Lorsque, lundi, la plupart des employés ne se sont à nouveau pas présentés à leur chaîne de production et que les camions transportant le matériel de Valeo n'ont pas pu entrer ni sortir, les gens ont commencé à perdre patience. Des altercations et des insultes ont éclaté entre les grévistes et ceux qui venaient consciencieusement travailler. Entre les salariés et leurs supérieurs, les cadres dirigeants.
Le voïvode de Petite-Pologne, Krzysztof Klęczar (PSL), a alors convoqué à Cracovie les syndicalistes et les représentants de l'entreprise. En urgence. Pendant quatre heures, derrière des portes closes, les parties en conflit ont discuté avec le préfet, le maire de Chrzanów, le député Jerzy Meysztowicz (Coalition civique) et le vice-voïevode Ryszard Śmiałek (Gauche).
Ils ont convenu que les employés reprendraient le travail et que, à partir du 8 décembre, en présence des représentants locaux, ils reprendraient les négociations, qui devront aboutir avant le 23 décembre. Valeo a promis une prime de Noël de mille zlotys, versée au plus tard le 10 décembre. L'entreprise a également déclaré officiellement qu'elle ne poursuivrait ni les syndicalistes ni les grévistes. Il n'y aura pas de poursuites judiciaires, de sanctions financières ou disciplinaires. Valeo a également accepté de créer une équipe sociale qui supervisera le respect des règles de santé et de sécurité et du droit du travail dans l'entreprise. Cette équipe devra rendre compte chaque mois au gouverneur régional si Valeo enfreint ces droits.

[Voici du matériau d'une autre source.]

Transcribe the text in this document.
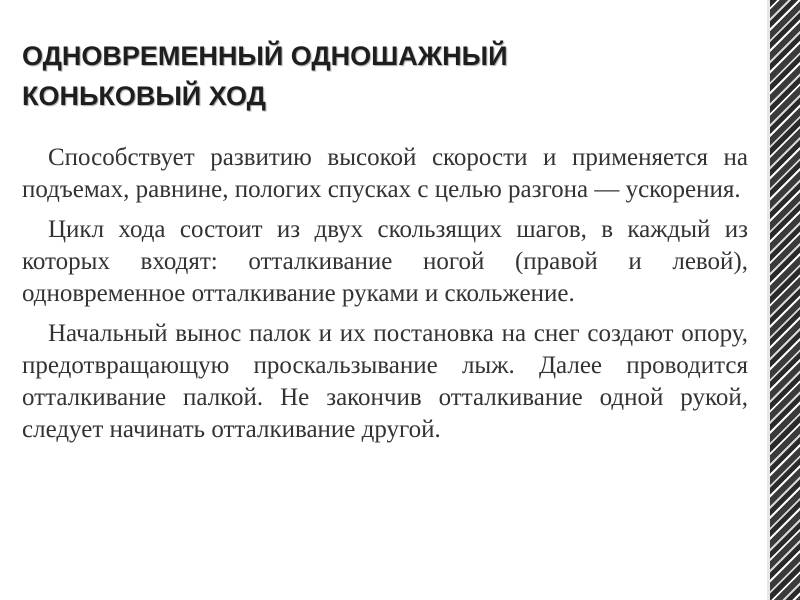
ОДНОВРЕМЕННЫЙ ОДНОШАЖНЫЙ
КОНЬКОВЫЙ ХОД

Способствует развитию высокой скорости и применяется на подъемах, равнине, пологих спусках с целью разгона — ускорения.

Цикл хода состоит из двух скользящих шагов, в каждый из которых входят: отталкивание ногой (правой и левой), одновременное отталкивание руками и скольжение.

Начальный вынос палок и их постановка на снег создают опору, предотвращающую проскальзывание лыж. Далее проводится отталкивание палкой. Не закончив отталкивание одной рукой, следует начинать отталкивание другой.
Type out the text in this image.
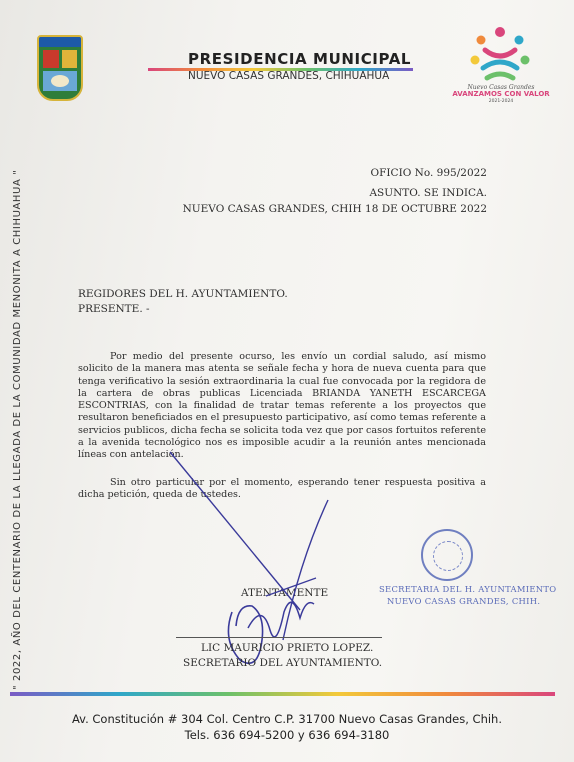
PRESIDENCIA MUNICIPAL
NUEVO CASAS GRANDES, CHIHUAHUA
Nuevo Casas Grandes
AVANZAMOS CON VALOR
2021-2024
" 2022, AÑO DEL CENTENARIO DE LA LLEGADA DE LA COMUNIDAD MENONITA A CHIHUAHUA "	OFICIO No. 995/2022
ASUNTO. SE INDICA.
NUEVO CASAS GRANDES, CHIH 18 DE OCTUBRE 2022
REGIDORES DEL H. AYUNTAMIENTO.
PRESENTE. -
Por medio del presente ocurso, les envío un cordial saludo, así mismo solicito de la manera mas atenta se señale fecha y hora de nueva cuenta para que tenga verificativo la sesión extraordinaria la cual fue convocada por la regidora de la cartera de obras publicas Licenciada BRIANDA YANETH ESCARCEGA ESCONTRIAS, con la finalidad de tratar temas referente a los proyectos que resultaron beneficiados en el presupuesto participativo, así como temas referente a servicios publicos, dicha fecha se solicita toda vez que por casos fortuitos referente a la avenida tecnológico nos es imposible acudir a la reunión antes mencionada líneas con antelación.
Sin otro particular por el momento, esperando tener respuesta positiva a dicha petición, queda de ustedes.
SECRETARIA DEL H. AYUNTAMIENTO
NUEVO CASAS GRANDES, CHIH.
ATENTAMENTE
LIC MAURICIO PRIETO LOPEZ.
SECRETARIO DEL AYUNTAMIENTO.
Av. Constitución # 304 Col. Centro C.P. 31700 Nuevo Casas Grandes, Chih.
Tels. 636 694-5200 y 636 694-3180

Travailleurs : nous partons pour la France
Nous avons interrogé la société Valeo au sujet de la grève. Nous voulions savoir si elle était prête à verser les augmentations salariales et combien elle avait perdu à cause de la grève. En réponse, elle nous a envoyé une déclaration confirmant que le blocage de l'entrée du site de Chrzanów avait pris fin.
« L'accord signé signifie le rétablissement immédiat de la libre circulation à l'intérieur et à l'extérieur du site de Chrzanów, ce qui permettra la reprise complète des activités opérationnelles. Les accords conclus ne mettent pas fin à la grève. Ils créent toutefois les conditions nécessaires à la poursuite d'un dialogue constructif, et de nouvelles discussions doivent avoir lieu dans les semaines à venir », peut-on lire dans le communiqué.
« L'objectif de Valeo reste de trouver des solutions qui seront avantageuses pour le personnel tout en garantissant le fonctionnement stable et l'avenir de l'usine de Chrzanów. »
Les grévistes n'ont toutefois pas l'intention de déposer les armes. Mercredi 26 novembre, ils se rendront au siège parisien de la société Valeo où ils comptent dénoncer les conditions de travail en Pologne. Ils ont déjà obtenu le soutien des syndicats locaux.